2.6. Deposition of Pd(0) Nanoparticles on of Chitosan Microparticles

The prepared chitosan microparticles were functionalized with Pd(0) through a post-loading method. First, chitosan and chitosan/silica microparticles were loaded with Pd²⁺ ions. For this purpose, PdCl₂ (0.004 M) was dissolved in an aqueous solution of hydrochloric acid (0.1 M, pH = 1), and a specific amount of microparticles (50 mg) were added to this solution. The resulting suspension was stirred for 3 h at 800 rpm, and the pH was raised to 12 by adding NaOH. The mixture was further stirred at room temperature for 12 h.

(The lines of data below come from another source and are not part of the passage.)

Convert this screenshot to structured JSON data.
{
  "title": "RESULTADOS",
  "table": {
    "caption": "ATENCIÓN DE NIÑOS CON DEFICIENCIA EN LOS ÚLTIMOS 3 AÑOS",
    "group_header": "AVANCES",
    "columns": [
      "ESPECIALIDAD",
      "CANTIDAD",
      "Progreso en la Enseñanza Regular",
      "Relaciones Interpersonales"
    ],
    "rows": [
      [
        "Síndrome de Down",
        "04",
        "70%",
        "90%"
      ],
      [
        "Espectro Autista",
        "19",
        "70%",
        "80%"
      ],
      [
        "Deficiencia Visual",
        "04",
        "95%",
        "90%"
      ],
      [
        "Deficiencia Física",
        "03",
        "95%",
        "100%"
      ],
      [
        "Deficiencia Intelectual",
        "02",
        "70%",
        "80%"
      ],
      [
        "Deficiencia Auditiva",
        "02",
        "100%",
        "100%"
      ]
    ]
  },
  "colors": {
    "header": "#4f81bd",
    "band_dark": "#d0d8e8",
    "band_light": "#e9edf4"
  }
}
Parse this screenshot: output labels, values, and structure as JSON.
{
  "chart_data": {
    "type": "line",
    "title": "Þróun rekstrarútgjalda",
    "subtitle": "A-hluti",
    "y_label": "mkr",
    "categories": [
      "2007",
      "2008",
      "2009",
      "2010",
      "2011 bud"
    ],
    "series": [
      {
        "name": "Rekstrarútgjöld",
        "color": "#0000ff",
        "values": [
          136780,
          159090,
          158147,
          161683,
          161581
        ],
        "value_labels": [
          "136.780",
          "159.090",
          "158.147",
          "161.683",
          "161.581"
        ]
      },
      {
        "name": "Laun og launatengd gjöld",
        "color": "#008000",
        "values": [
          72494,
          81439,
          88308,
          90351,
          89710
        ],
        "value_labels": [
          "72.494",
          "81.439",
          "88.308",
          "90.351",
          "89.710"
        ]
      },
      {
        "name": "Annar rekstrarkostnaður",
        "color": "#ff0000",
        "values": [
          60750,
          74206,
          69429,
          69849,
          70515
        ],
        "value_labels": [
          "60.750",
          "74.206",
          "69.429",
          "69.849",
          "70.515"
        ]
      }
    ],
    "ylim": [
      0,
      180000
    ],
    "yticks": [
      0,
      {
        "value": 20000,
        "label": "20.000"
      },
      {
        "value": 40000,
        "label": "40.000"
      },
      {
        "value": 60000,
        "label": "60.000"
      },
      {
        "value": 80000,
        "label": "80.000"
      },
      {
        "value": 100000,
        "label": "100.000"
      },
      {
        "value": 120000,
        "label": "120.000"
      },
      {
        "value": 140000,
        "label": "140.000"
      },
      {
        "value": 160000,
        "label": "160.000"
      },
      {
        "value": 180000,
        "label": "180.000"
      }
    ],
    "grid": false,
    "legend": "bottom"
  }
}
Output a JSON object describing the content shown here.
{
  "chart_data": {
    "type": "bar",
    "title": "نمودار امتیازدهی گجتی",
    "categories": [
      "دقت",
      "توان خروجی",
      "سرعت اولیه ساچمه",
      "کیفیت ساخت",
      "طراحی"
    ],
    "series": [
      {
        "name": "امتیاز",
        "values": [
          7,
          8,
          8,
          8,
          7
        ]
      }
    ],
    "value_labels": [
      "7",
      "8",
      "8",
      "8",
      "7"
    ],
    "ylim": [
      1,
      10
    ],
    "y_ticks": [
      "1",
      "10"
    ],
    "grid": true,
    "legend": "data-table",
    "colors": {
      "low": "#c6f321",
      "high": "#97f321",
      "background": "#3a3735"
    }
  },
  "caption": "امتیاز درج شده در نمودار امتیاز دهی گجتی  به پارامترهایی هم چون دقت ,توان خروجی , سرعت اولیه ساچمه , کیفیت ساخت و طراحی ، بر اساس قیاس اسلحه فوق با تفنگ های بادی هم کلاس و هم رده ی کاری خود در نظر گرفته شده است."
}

Afterwards, the particles were separated via centrifugation (10,000 rpm, 10 min) and placed in an aqueous solution of NaBH₄ (0.075 M), which was stirred for 4 h until the reduction of Pd(II) was completed. The particles were then separated again via centrifugation, washed with distilled water, and dried at 50 °C under reduced pressure.

2.7. Catalytic Experiments

All catalysis experiments were carried out under a protective argon atmosphere with overpressure. Before the experiments, an aqueous stock solution of p-nitrophenol (0.001 M) was flushed with argon for 30 min at 25 °C in an ultrasound bath to expel any dissolved oxygen. A volume of this p-nitrophenol solution (5 mL, 0.005 mmol) was added to a vial containing the catalytic particles (~5 mg) and NaBH₄ (1.5 mmol, final concentration of 0.3 M). The reaction mixture was then stirred at 700 rpm at 25 °C in a thermoshaker (MHL23, Hettich Benelux). To follow the reaction progress, aliquots of 100 µL were taken after 0, 10, 30, 60, 120 and 180 min. The aliquots were diluted with 1 mL of distilled water and placed immediately in a freezer at −18 °C to quench any ongoing reactions. Sampled aliquots were analyzed via high-performance liquid chromatography (HPLC) with photodiode-array UV-vis detection (Jasco MD-2018 Plus, Tokyo, Japan). A reverse-phase phenyl-hexyl column (100 × 4.6 mm, 2.6 µm particle size) was used, with a 30/70 mixture of acetonitrile/HCl_aq (0.05 mmol/L) as an eluent. Chromatograms showed two main peaks. The compounds were identified via comparison with such pure standards as 4-nitrophenol (adsorption maximum at 317 nm, retention time R_t = 3 min) and 4-aminophenol (absorption maximum at 273 nm, retention time R_t = 1 min).

3. Results and Discussion

3.1. Preparation of Polysaccharide/Silica Microcapsules by Spray Drying

Ionically cross-linked polysaccharide microcapsules were obtained via spray-drying in combination with ionic gelation to develop water-resistant capsules. This method is simple, performed under mild conditions, and it can give a reproducible yield. The spontaneous gelation reaction was based on the electrostatic attraction between oppositely charged groups of the macromolecules and the cross-linking agent: either amino groups of chitosan and the polyanion triphosphate, or the carboxylate groups of alginate and calcium ions. A three-dimensional entanglement is precipitated from an aqueous solution in the form of hydrogel microparticles.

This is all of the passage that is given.